The chunk of funding awarded to North Carolina will cover the cost of one of a number of transportation projects targeting improvements for fish passage in rivers and creeks in the coastal plain.
“On the whole, whenever we adjust our water crossings, whenever we replace culverts or bridges or anything, we try to do the right thing, first of all hydraulically, so that the water moves, and then after that if we can make animal passage better we’ve tried to do that,” Mellor said. “Whenever we replace a culvert we’re always thinking about animal passage. This isn’t new to DOT. What’s new is that there’s funding specifically available for it.”
Transportation officials work hand-in-hand with state wildlife and fisheries officials in identifying projects that improve both a roadway, be it to replace an aging culvert or bridge, and waterways for anadromous fish and animal passage, including frogs and salamanders.
Pembroke Creek is in a watershed that flows into the Albemarle Sound, a large coastal estuary of forests, salt marshes, mudflats, dunes and beaches and submerged aquatic vegetation.
Commercial and recreational fishers are drawn to the sound for its abundance of fish, including striped bass, crappie, flounder, red drum, largemouth bass and weakfish.
The sound’s anadromous fish spawning areas span 10 counties in the northeast coastal region of the state.

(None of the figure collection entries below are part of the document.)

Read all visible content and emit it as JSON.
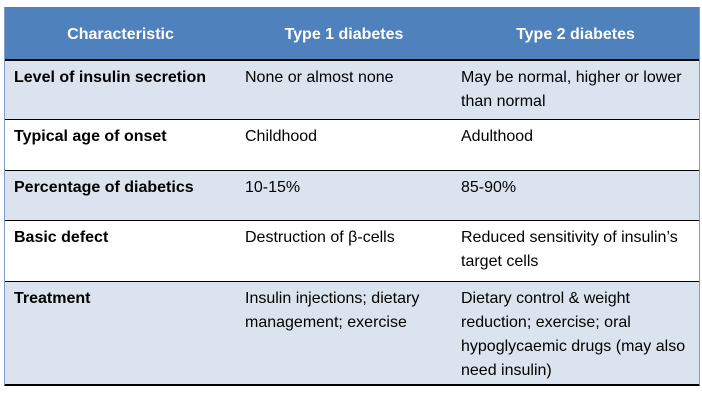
{
  "table": {
    "headers": [
      "Characteristic",
      "Type 1 diabetes",
      "Type 2 diabetes"
    ],
    "rows": [
      {
        "characteristic": "Level of insulin secretion",
        "type1": "None or almost none",
        "type2": "May be normal, higher or lower than normal"
      },
      {
        "characteristic": "Typical age of onset",
        "type1": "Childhood",
        "type2": "Adulthood"
      },
      {
        "characteristic": "Percentage of diabetics",
        "type1": "10-15%",
        "type2": "85-90%"
      },
      {
        "characteristic": "Basic defect",
        "type1": "Destruction of β-cells",
        "type2": "Reduced sensitivity of insulin’s target cells"
      },
      {
        "characteristic": "Treatment",
        "type1": "Insulin injections; dietary management; exercise",
        "type2": "Dietary control & weight reduction; exercise;  oral hypoglycaemic drugs (may also need insulin)"
      }
    ]
  }
}
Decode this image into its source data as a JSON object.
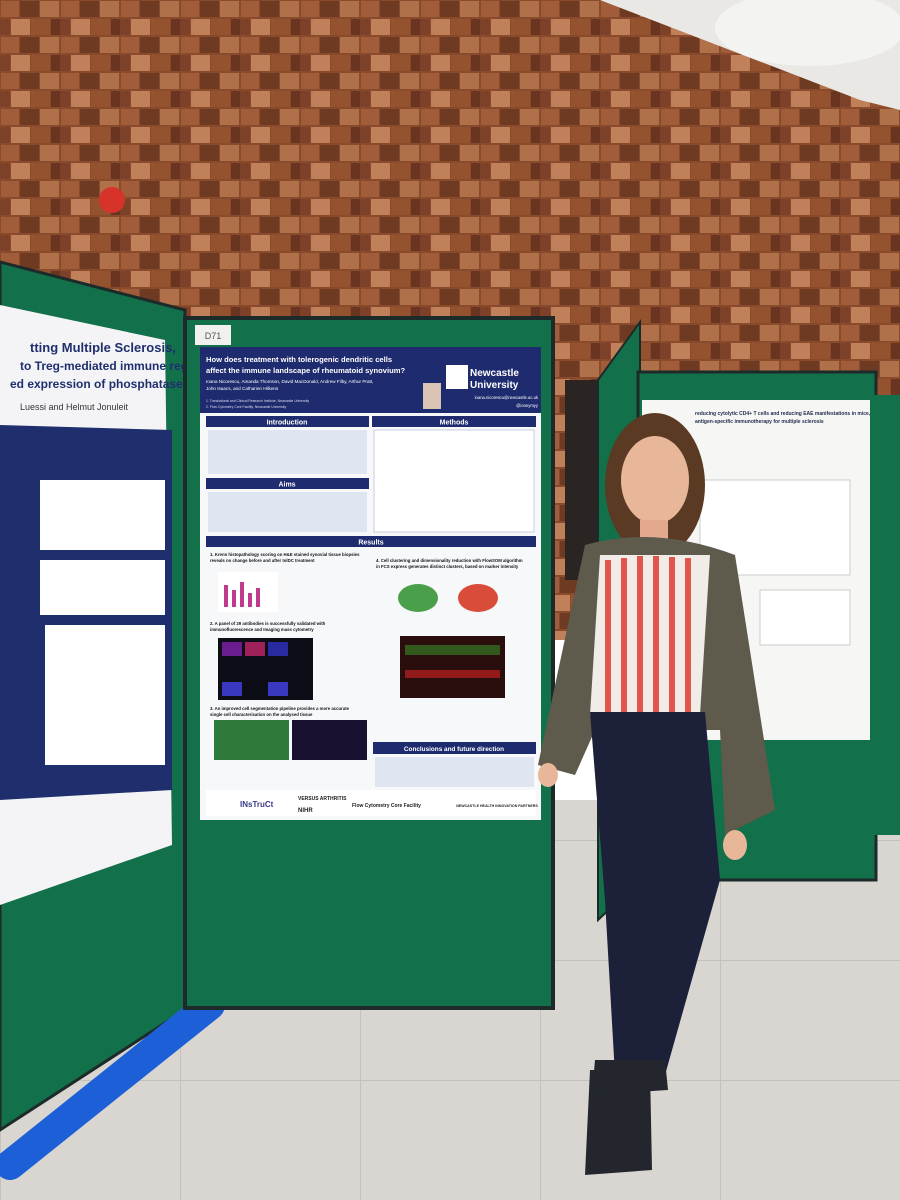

And with larger obstructions like dams in big rivers typically getting more attention when it comes to the topic of improving anadromous fish passage, there are thousands of culvert barriers in smaller systems that need to be highlighted, Wilson said.
Holly White, a fisheries biologist with the state Division of Marine Fisheries, explained that culverts clogged with debris and culverts that are deteriorating effectively become little dams for river herring.
The population of river herring coastwide has been declining since the 1990s.
“While we can’t really quantify it, we know these culverts do have an impact because the fish can’t get to where they would primarily be spawning,” White said.
The division in 2008 began consistently conducting a river herring spawning area survey to identify spawning areas in tributaries of the Albemarle Sound.
The survey is conducted during migration and spawning season in the spring. The data collected from these surveys is used to determine areas affected by and in need of culvert replacement to aid in fish passage.
According to information White provided, most of the sampling stations are at road crossings such as culverts and bridges over tributaries.
White said in an email following a telephone interview that the site selection “highlights the data need for areas outside of the Albemarle Sound to document culvert impediments to anadromous organisms such as river herring.”
“I hope that this funding sparks the interest to research culverts in the Tar-Pamlico River, Neuse River, and Cape Fear River systems where passage by anadromous organisms is limited,” she wrote.
State agencies are already working in preparation for the next round of federal grant funding.